There are deeper issues at play. To manipulate a system, the means to do so, and their assured success, must be present. There must be willing functionaries, questionable processes, and connivance. The Huffman-University problem is one writ large, a global pandemic of institutional failure. The Council for Higher Education Accreditation’s recent report noted “the ubiquity and diversity of corruption in higher education, including unethical, inappropriate, sometimes illegal practices” with evidence suggesting “that in every part of the world higher education is affected by corruption to some extent.” Wonky parents are simply a small component of the sprawling picture.

Transparency International identifies four grounds fertile for corruption in global higher education: the increase in the number of students which has not been met with adequate state funding; the need for universities to find their own funding; the remorseless pursuit of university rankings, feeble and intellectually questionable as that is; and the grant of “greater administrative autonomy” to universities, detached from the traditional role of education ministries.

In the US case, examiners were willing to disgorge the answers in certain prominent cases. Athletic directors happily received cash for favours, forging sporting records that never existed. In Australia, where education has become an insufferable cash cow, universities of various degrees of standing have been softening standards, going generous on poor results (admitting foreign students, for instance, with scores of 4.5 on the English Language Testing System, when the recommended minimum score is 7). The University of Tasmania went one better in 2018, with an enterprising staff member writing an email noting the waiving of English proficiency altogether as a requirement “to encourage acceptances for July 2018”. While university officialdom fattens, the thick shall inherent the earth.

The New South Wales Independent Commission Against Corruption released a smoulderingly damning report in 2015 making the plain-as-day point that universities had to part business and academic functions. Intertwining “compliance and profit rather than separating them, and to reward profit over compliance, can be conducive to questionable and corrupt behaviour.”

This modest and cool assessment has proven idealistic: universities in Australia have conflated this to such a horrendous degree, subordinating toiling academic functions to those of the business model. This is not helped by the suffocating structures of pseudo-corporate vultures, pecking the institution of needed cash to pad out salaries that verge on the criminal. Vice Chancellors of limited education but supposedly equipped with acute business sense are prized; irrelevant, over-remunerated Pro-Vice Chancellors with egos the size of kept sporting fields extol “lived” values that seem distinctly dead. Universities, in other words, cannot be trusted with setting the standards, notably in areas such as English proficiency; the call of the lucre is too strong.
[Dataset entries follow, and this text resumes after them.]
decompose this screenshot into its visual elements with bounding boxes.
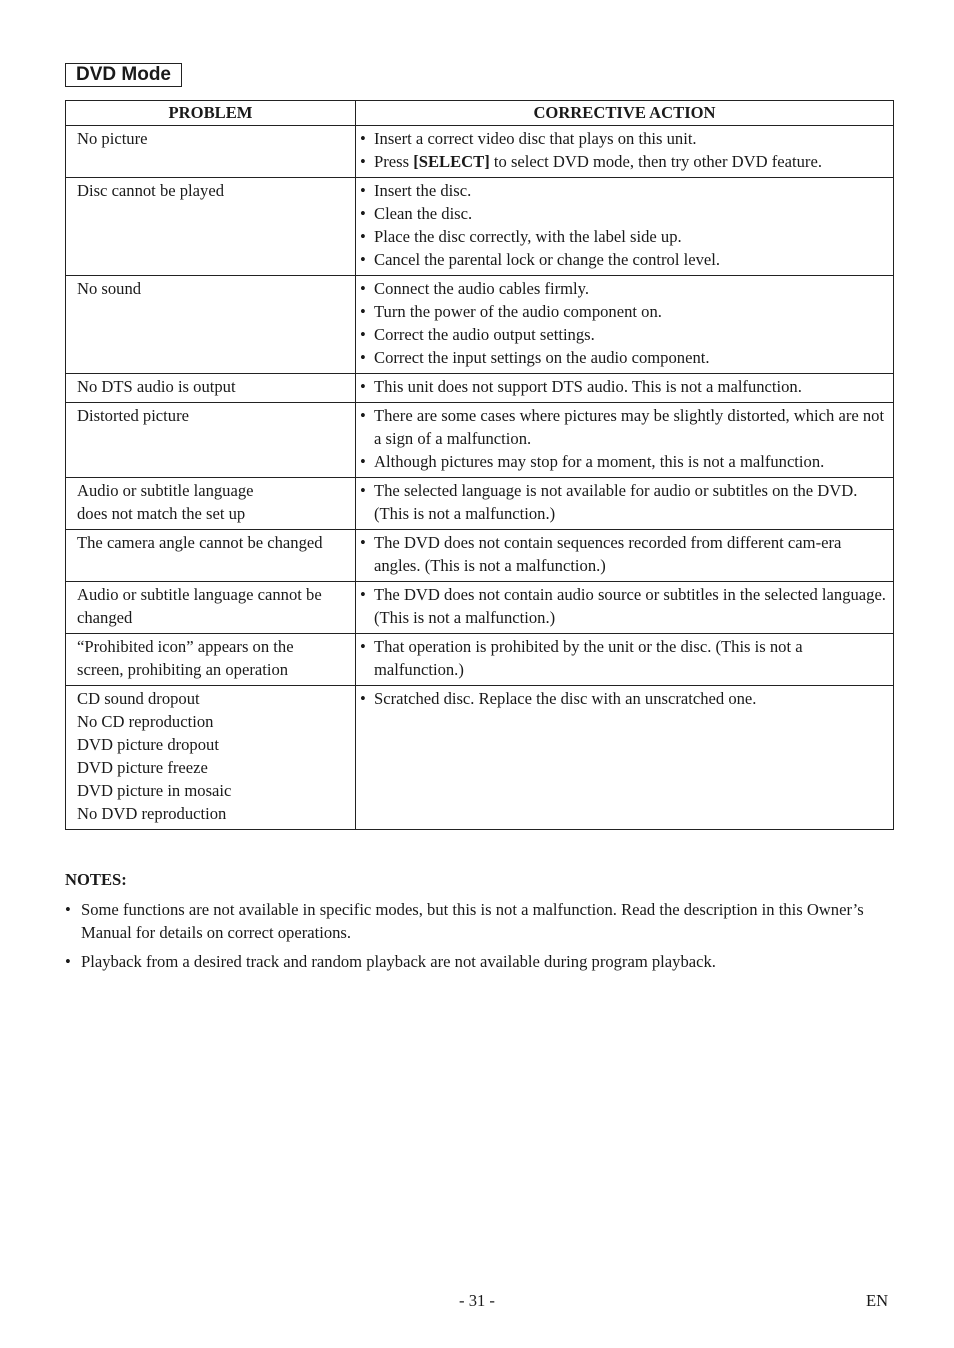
note-text: Some functions are not available in specific modes, but this is not a malfunction. Read the description in this Owner’s Manual for details on correct operations. xyxy=(81,900,864,942)
problem-cell xyxy=(66,530,356,582)
corrective-action-cell xyxy=(356,530,894,582)
bullet-icon: • xyxy=(360,452,366,471)
problem-text: changed xyxy=(77,608,133,627)
corrective-action-cell xyxy=(356,126,894,178)
action-text: to select DVD mode, then try other DVD feature. xyxy=(489,152,822,171)
action-item xyxy=(360,150,889,173)
action-item xyxy=(360,450,889,473)
table-row xyxy=(66,403,894,478)
bullet-icon: • xyxy=(360,533,366,552)
notes-title: NOTES: xyxy=(65,870,127,889)
bullet-icon: • xyxy=(360,585,366,604)
bullet-icon: • xyxy=(65,952,71,971)
corrective-action-cell xyxy=(356,582,894,634)
problem-cell xyxy=(66,478,356,530)
problem-cell xyxy=(66,276,356,374)
section-title: DVD Mode xyxy=(65,63,182,87)
note-item xyxy=(65,898,865,944)
bullet-icon: • xyxy=(360,637,366,656)
action-text: Turn the power of the audio component on. xyxy=(374,302,662,321)
problem-text: No sound xyxy=(77,279,142,298)
action-text: Insert a correct video disc that plays on this unit. xyxy=(374,129,697,148)
problem-text: No CD reproduction xyxy=(77,712,214,731)
problem-cell xyxy=(66,126,356,178)
problem-text: Audio or subtitle language cannot be xyxy=(77,585,322,604)
problem-text: Audio or subtitle language xyxy=(77,481,254,500)
action-item xyxy=(360,248,889,271)
action-text: There are some cases where pictures may be slightly distorted, which are not a sign of a malfunction. xyxy=(374,406,885,448)
bullet-icon: • xyxy=(360,227,366,246)
problem-text: CD sound dropout xyxy=(77,689,200,708)
action-text: The selected language is not available for audio or subtitles on the DVD. (This is not a malfunction.) xyxy=(374,481,858,523)
problem-text: DVD picture dropout xyxy=(77,735,219,754)
table-header-row xyxy=(66,101,894,126)
problem-cell xyxy=(66,634,356,686)
table-row xyxy=(66,582,894,634)
table-row xyxy=(66,530,894,582)
problem-cell xyxy=(66,374,356,403)
note-item xyxy=(65,950,865,973)
action-text: The DVD does not contain audio source or subtitles in the selected language. (This is not a malfunction.) xyxy=(374,585,886,627)
bullet-icon: • xyxy=(360,302,366,321)
problem-cell xyxy=(66,686,356,830)
bullet-icon: • xyxy=(360,181,366,200)
action-item xyxy=(360,404,889,450)
table-row xyxy=(66,178,894,276)
action-text: Press xyxy=(374,152,414,171)
bullet-icon: • xyxy=(360,481,366,500)
corrective-action-cell xyxy=(356,478,894,530)
action-item xyxy=(360,375,889,398)
problem-cell xyxy=(66,403,356,478)
problem-text: DVD picture in mosaic xyxy=(77,781,232,800)
problem-text: screen, prohibiting an operation xyxy=(77,660,289,679)
problem-text: “Prohibited icon” appears on the xyxy=(77,637,294,656)
problem-text: No DVD reproduction xyxy=(77,804,227,823)
problem-text: No picture xyxy=(77,129,148,148)
problem-text: DVD picture freeze xyxy=(77,758,208,777)
action-text: That operation is prohibited by the unit or the disc. (This is not a malfunction.) xyxy=(374,637,803,679)
action-item xyxy=(360,300,889,323)
bullet-icon: • xyxy=(360,152,366,171)
select-key-label: [SELECT] xyxy=(413,152,490,171)
note-text: Playback from a desired track and random playback are not available during program playback. xyxy=(81,952,716,971)
table-row xyxy=(66,126,894,178)
table-row xyxy=(66,276,894,374)
corrective-action-cell xyxy=(356,374,894,403)
action-item xyxy=(360,531,889,577)
action-item xyxy=(360,225,889,248)
action-item xyxy=(360,479,889,525)
action-text: This unit does not support DTS audio. This is not a malfunction. xyxy=(374,377,802,396)
action-item xyxy=(360,323,889,346)
problem-text: does not match the set up xyxy=(77,504,246,523)
bullet-icon: • xyxy=(360,129,366,148)
corrective-action-cell xyxy=(356,634,894,686)
table-row xyxy=(66,478,894,530)
bullet-icon: • xyxy=(360,689,366,708)
action-text: Insert the disc. xyxy=(374,181,472,200)
problem-text: No DTS audio is output xyxy=(77,377,236,396)
problem-header: PROBLEM xyxy=(66,101,356,126)
action-text: Scratched disc. Replace the disc with an unscratched one. xyxy=(374,689,757,708)
corrective-action-header: CORRECTIVE ACTION xyxy=(356,101,894,126)
action-item xyxy=(360,635,889,681)
action-text: Correct the input settings on the audio component. xyxy=(374,348,710,367)
problem-cell xyxy=(66,582,356,634)
corrective-action-cell xyxy=(356,403,894,478)
bullet-icon: • xyxy=(360,250,366,269)
corrective-action-cell xyxy=(356,178,894,276)
action-item xyxy=(360,179,889,202)
table-row xyxy=(66,634,894,686)
bullet-icon: • xyxy=(65,900,71,919)
action-item xyxy=(360,127,889,150)
bullet-icon: • xyxy=(360,348,366,367)
action-text: Although pictures may stop for a moment, this is not a malfunction. xyxy=(374,452,825,471)
notes-list xyxy=(65,898,865,979)
action-item xyxy=(360,277,889,300)
problem-text: The camera angle cannot be changed xyxy=(77,533,323,552)
problem-cell xyxy=(66,178,356,276)
bullet-icon: • xyxy=(360,406,366,425)
action-item xyxy=(360,346,889,369)
action-text: Connect the audio cables firmly. xyxy=(374,279,590,298)
action-text: Clean the disc. xyxy=(374,204,473,223)
language-code: EN xyxy=(866,1291,889,1310)
action-item xyxy=(360,202,889,225)
troubleshooting-table xyxy=(65,100,894,830)
action-item xyxy=(360,583,889,629)
table-body xyxy=(66,126,894,830)
action-text: Place the disc correctly, with the label side up. xyxy=(374,227,682,246)
table-row xyxy=(66,374,894,403)
corrective-action-cell xyxy=(356,686,894,830)
bullet-icon: • xyxy=(360,377,366,396)
problem-text: Disc cannot be played xyxy=(77,181,224,200)
problem-text: Distorted picture xyxy=(77,406,189,425)
action-text: The DVD does not contain sequences recorded from different cam-era angles. (This is not a malfunction.) xyxy=(374,533,842,575)
action-item xyxy=(360,687,889,710)
action-text: Correct the audio output settings. xyxy=(374,325,595,344)
page-number: - 31 - xyxy=(459,1291,495,1310)
bullet-icon: • xyxy=(360,279,366,298)
bullet-icon: • xyxy=(360,204,366,223)
corrective-action-cell xyxy=(356,276,894,374)
table-row xyxy=(66,686,894,830)
action-text: Cancel the parental lock or change the control level. xyxy=(374,250,721,269)
bullet-icon: • xyxy=(360,325,366,344)
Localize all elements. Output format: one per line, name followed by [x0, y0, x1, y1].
A convicted parent is purely sacrificial here, ignoring the point that universities are also prone to relaxing (well, breaking) rules and admitting the inappropriate, the under-qualified and the shoddy. If there is room in prison for the briber, there should just as well be room for the recipient. Overly keen parents may well desire their children to get a leg up in life (Huffman called it “giving my daughter a fair shot”), splashing generous cash in that endeavour, but it has to find a sympathetic audience. The corporate university, unscrutinised and policed, supplies it.